第4話
「昨日はサンキュ、白明!はい、お礼だ」
「お、購買のパンだ。ありがと新田」
「ありがとうはこっちのセリフだ。ボール、一個でもなくしたのが顧問にバレたらもう終わりだからな。ガチ助かったわ」
「あぁ、テニス部の顧問きついって聞くよね。お疲れ様」
「ま、楽しいからいいんだけどな」
昼食はもっぱら食堂だったので、購買パンは意外と食べたことがない。新田と教室で話しながら食べる。
「あ、美味しい」
「だろ。あとそれ購買のばあちゃんと熾烈なる値下げ交渉してきた戦利品なんだぜ」
「何円引いてもらったのさ?」
「三十円!!」
「お快挙じゃん」
どうでもいい話題で笑い転げながら食べ終えた購買パンのビニール袋を畳んで鶴を折る。
「お前中学生かよ」
「え新田には言われたくないんだけど」
「どういう意味だよしっつれいだな!泣くわよん!?」
「ちょ腹いたいからがちでやめてその顔」
「これぇ??」
「ぶっ」
「おいふくなよ?!」
完成した鶴を新田にぽいっと放りながらお腹を抱える。正面では、鶴を分解しようとして引きちぎっている新田の間抜けな声。

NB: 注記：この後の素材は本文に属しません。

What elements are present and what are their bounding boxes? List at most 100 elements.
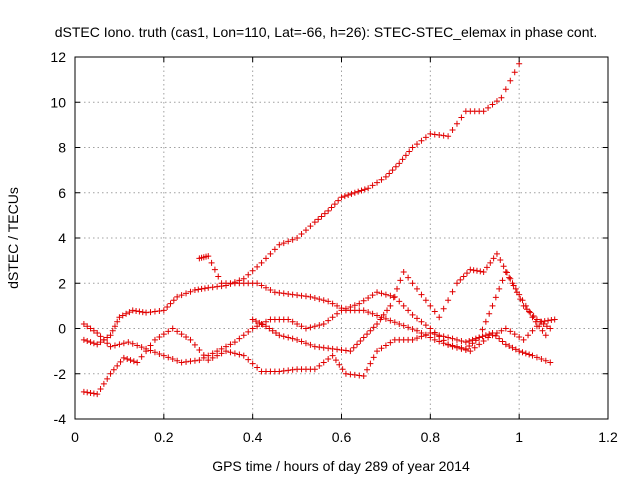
data-point xyxy=(440,305,447,312)
data-point xyxy=(406,148,413,155)
data-point xyxy=(391,319,398,326)
data-point xyxy=(320,344,327,351)
data-point xyxy=(493,98,500,105)
data-point xyxy=(90,327,97,334)
data-point xyxy=(107,343,114,350)
data-point xyxy=(311,366,318,373)
data-point xyxy=(262,255,269,262)
data-point xyxy=(374,312,381,319)
data-point xyxy=(294,320,301,327)
data-point xyxy=(361,186,368,193)
data-point xyxy=(513,289,520,296)
data-point xyxy=(414,285,421,292)
data-point xyxy=(339,366,346,373)
data-point xyxy=(191,341,198,348)
data-point xyxy=(325,207,332,214)
data-point xyxy=(316,322,323,329)
data-point xyxy=(347,371,354,378)
data-point xyxy=(364,366,371,373)
x-tick-label: 0.4 xyxy=(243,429,263,445)
data-point xyxy=(294,292,301,299)
data-point xyxy=(498,327,505,334)
data-point xyxy=(457,276,464,283)
data-point xyxy=(280,240,287,247)
data-point xyxy=(502,268,509,275)
data-point xyxy=(389,167,396,174)
data-point xyxy=(147,347,154,354)
data-point xyxy=(136,308,143,315)
data-point xyxy=(472,337,479,344)
data-point xyxy=(227,349,234,356)
data-point xyxy=(174,293,181,300)
data-point xyxy=(517,296,524,303)
y-tick-label: 12 xyxy=(50,49,66,65)
data-point xyxy=(520,302,527,309)
data-point xyxy=(294,336,301,343)
data-point xyxy=(178,359,185,366)
data-point xyxy=(422,297,429,304)
data-point xyxy=(351,189,358,196)
data-point xyxy=(409,144,416,151)
data-point xyxy=(147,309,154,316)
data-point xyxy=(533,323,540,330)
data-point xyxy=(183,358,190,365)
data-point xyxy=(476,341,483,348)
data-point xyxy=(467,266,474,273)
data-point xyxy=(489,332,496,339)
data-point xyxy=(169,325,176,332)
data-point xyxy=(338,194,345,201)
data-point xyxy=(196,357,203,364)
data-point xyxy=(187,358,194,365)
data-point xyxy=(516,348,523,355)
data-point xyxy=(325,298,332,305)
data-point xyxy=(436,333,443,340)
data-point xyxy=(449,126,456,133)
data-point xyxy=(342,347,349,354)
data-point xyxy=(351,302,358,309)
data-point xyxy=(548,317,555,324)
data-point xyxy=(256,319,263,326)
data-point xyxy=(174,328,181,335)
data-point xyxy=(329,345,336,352)
data-point xyxy=(151,336,158,343)
data-point xyxy=(236,335,243,342)
data-point xyxy=(364,331,371,338)
data-point xyxy=(267,287,274,294)
data-point xyxy=(543,323,550,330)
data-point xyxy=(496,285,503,292)
data-point xyxy=(311,219,318,226)
data-point xyxy=(280,333,287,340)
data-point xyxy=(497,257,504,264)
data-point xyxy=(480,108,487,115)
data-point xyxy=(409,336,416,343)
data-point xyxy=(391,293,398,300)
data-point xyxy=(316,362,323,369)
data-point xyxy=(418,291,425,298)
data-point xyxy=(483,264,490,271)
data-point xyxy=(143,345,150,352)
data-point xyxy=(453,120,460,127)
data-point xyxy=(114,362,121,369)
data-point xyxy=(342,370,349,377)
data-point xyxy=(316,296,323,303)
data-point xyxy=(240,332,247,339)
data-point xyxy=(522,350,529,357)
data-point xyxy=(392,163,399,170)
data-point xyxy=(360,307,367,314)
data-point xyxy=(151,308,158,315)
data-point xyxy=(298,292,305,299)
data-point xyxy=(414,315,421,322)
series-sat-A xyxy=(80,60,523,348)
data-point xyxy=(370,354,377,361)
data-point xyxy=(94,391,101,398)
data-point xyxy=(315,216,322,223)
data-point xyxy=(547,325,554,332)
data-point xyxy=(271,246,278,253)
data-point xyxy=(231,350,238,357)
data-point xyxy=(360,334,367,341)
data-point xyxy=(215,273,222,280)
data-point xyxy=(422,332,429,339)
data-point xyxy=(551,316,558,323)
data-point xyxy=(418,318,425,325)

他人にとってはどうでもいい、ありふれた教室の一風景だ。
ただ、昨日、「ありふれていない」ものに触れた僕はふと思う。
他人にとってはありふれていても、本人や別視点から見ればありふれたものなんて何一つないのかもしれない、と。
そうこうしているうちに昼休みの終わりを告げるチャイムがなり、先生が入ってきた。教卓に上がった先生が出席簿を開く。
「出席確認取るぞー。欠席はー…今日も黒川だけか。じゃ、号令―」
サラリと毎授業流される名前。〈黒川零〉。僕の隣の席の、一度も姿を見たことのないクラスメイトだ。